A local court of Ahmedabad in Indian Gujrat has dismissed a lawsuit of three daughters who were Hindus and sought their mother’s posthumous retirement benefits on the grounds that she had converted to Islam.

TIMES NOW reported that during 1979, husband of a woman, named Ranjan Tripathi passed away. The husband was serving for Bharat Sanchar Nigam Limited (BSNL).Ranjan was pregnant at the time of her husband’s death and she already had two daughters. Ranjan got the job of a clerk in BSNL on compassionate grounds. However, Ranjan did not stay with her family for long and her three daughters were looked after by her paternal family.

Later Ranjan Tripathi left his family and got married with a Muslim man. The three daughters filed a case against Ranjan for maintenance in 1990 on the basis of abandonment. In the petition filed by the daughters, they claimed that their mother Ranjan was given a job by the department to take care of the children. The daughters won this case. This dispute was also settled later, but the daughters claimed that she (Ranjan) had not given up her rights in her retirement benefits.

It is pertinent to mention that after embracing Islam, Ranjan married a Muslim man in 1995 and changed her name to Rehana Malik in her service records the next year. The couple had a son. Before her death in 2009, Rehana named her son as his successor in her service book. After the death of Rehana, her three Hindu daughters filed a plea in the city civil court claiming their mother’s provident fund, gratuity, insurance, leave encashment, and other benefits. They contended that being the biological daughters they have titled to receive their mother’s posthumous retirement benefits.

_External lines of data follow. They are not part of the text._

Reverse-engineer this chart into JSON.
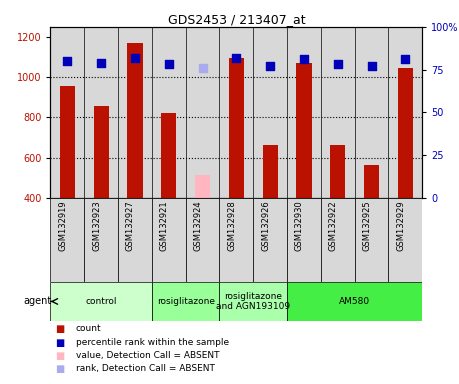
{
  "title": "GDS2453 / 213407_at",
  "samples": [
    "GSM132919",
    "GSM132923",
    "GSM132927",
    "GSM132921",
    "GSM132924",
    "GSM132928",
    "GSM132926",
    "GSM132930",
    "GSM132922",
    "GSM132925",
    "GSM132929"
  ],
  "counts": [
    955,
    855,
    1170,
    820,
    null,
    1095,
    660,
    1070,
    660,
    565,
    1045
  ],
  "counts_absent": [
    null,
    null,
    null,
    null,
    515,
    null,
    null,
    null,
    null,
    null,
    null
  ],
  "percentile_ranks": [
    80,
    79,
    82,
    78,
    null,
    82,
    77,
    81,
    78,
    77,
    81
  ],
  "percentile_ranks_absent": [
    null,
    null,
    null,
    null,
    76,
    null,
    null,
    null,
    null,
    null,
    null
  ],
  "ylim_left": [
    400,
    1250
  ],
  "ylim_right": [
    0,
    100
  ],
  "yticks_left": [
    400,
    600,
    800,
    1000,
    1200
  ],
  "yticks_right": [
    0,
    25,
    50,
    75,
    100
  ],
  "bar_color": "#BB1100",
  "bar_color_absent": "#FFB6C1",
  "dot_color": "#0000BB",
  "dot_color_absent": "#AAAAEE",
  "bg_color": "#D8D8D8",
  "agent_groups": [
    {
      "label": "control",
      "start": 0,
      "end": 3,
      "color": "#CCFFCC"
    },
    {
      "label": "rosiglitazone",
      "start": 3,
      "end": 5,
      "color": "#99FF99"
    },
    {
      "label": "rosiglitazone\nand AGN193109",
      "start": 5,
      "end": 7,
      "color": "#AAFFAA"
    },
    {
      "label": "AM580",
      "start": 7,
      "end": 11,
      "color": "#44EE44"
    }
  ],
  "dotted_lines": [
    600,
    800,
    1000
  ],
  "legend_items": [
    {
      "color": "#BB1100",
      "label": "count"
    },
    {
      "color": "#0000BB",
      "label": "percentile rank within the sample"
    },
    {
      "color": "#FFB6C1",
      "label": "value, Detection Call = ABSENT"
    },
    {
      "color": "#AAAAEE",
      "label": "rank, Detection Call = ABSENT"
    }
  ]
}
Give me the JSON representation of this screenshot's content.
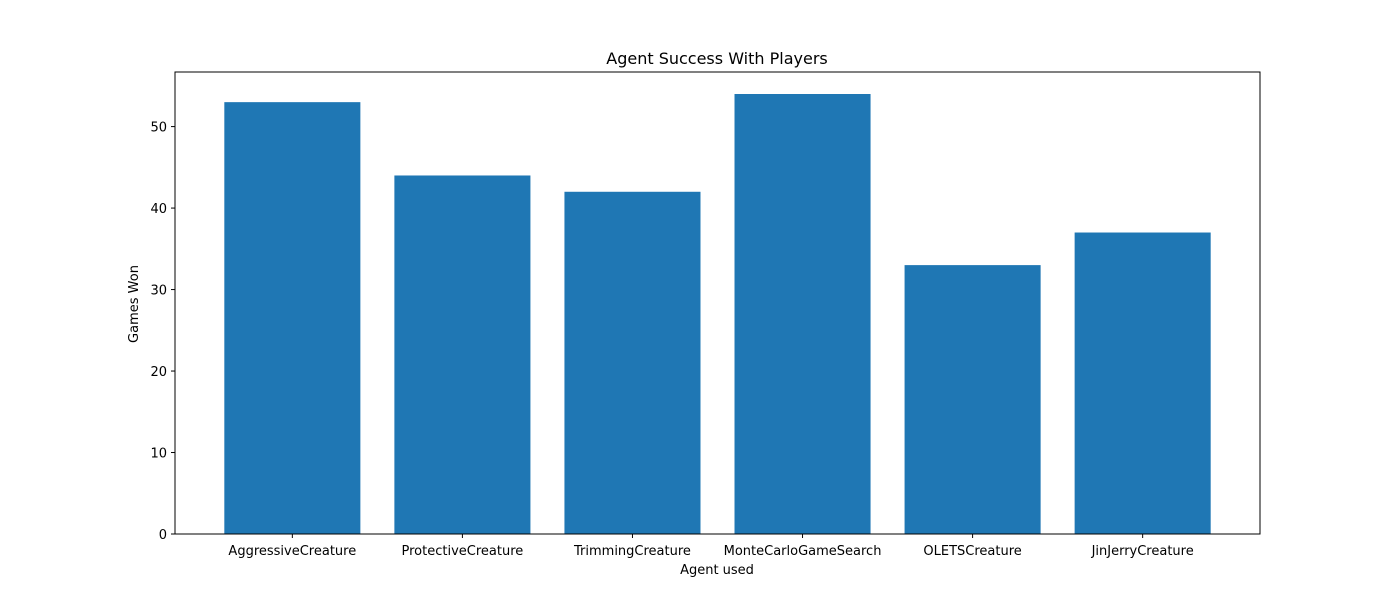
{
  "chart_data": {
    "type": "bar",
    "title": "Agent Success With Players",
    "xlabel": "Agent used",
    "ylabel": "Games Won",
    "categories": [
      "AggressiveCreature",
      "ProtectiveCreature",
      "TrimmingCreature",
      "MonteCarloGameSearch",
      "OLETSCreature",
      "JinJerryCreature"
    ],
    "values": [
      53,
      44,
      42,
      54,
      33,
      37
    ],
    "ylim": [
      0,
      56.7
    ],
    "yticks": [
      0,
      10,
      20,
      30,
      40,
      50
    ],
    "bar_color": "#1f77b4",
    "grid": false,
    "legend": false
  }
}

The daughters’ counsel also challenged their mother’s relationship with a Muslim man, her conversion to Islam, and the legitimacy of their son to be her heir, but the court rejected the arguments. On the aspect of the law, the court ruled if the deceased was a Muslim, his first-class heirs cannot be Hindus. The direct heirs of a deceased Muslim can only be Muslims.

The court further noted that the daughters’ mother had converted to Islam before her death and married a Muslim man, giving birth to a son. Since the mother converted to Islam and the daughters are Hindus, the Hindu plaintiffs are not entitled to the inheritance even after being the heirs of the deceased Rehana.’ The court also said that according to Hindu inheritance laws, Hindu daughters are also not entitled to inherit any rights from their Muslim mothers.

BBC has cited counsel for the deceased’s daughters, Advocate BP Gupta saying the court has ruled that plaintiffs cannot be legal heirs but they are daughters of the deceased. BP Gupta further said that the court ruled while addressing the daughters (plaintiffs), “Since your mother is a Muslim and her son is also a Muslim, only the son has the right to heirship because the property after retirement belonged to the mother. It will go in favor of the son”.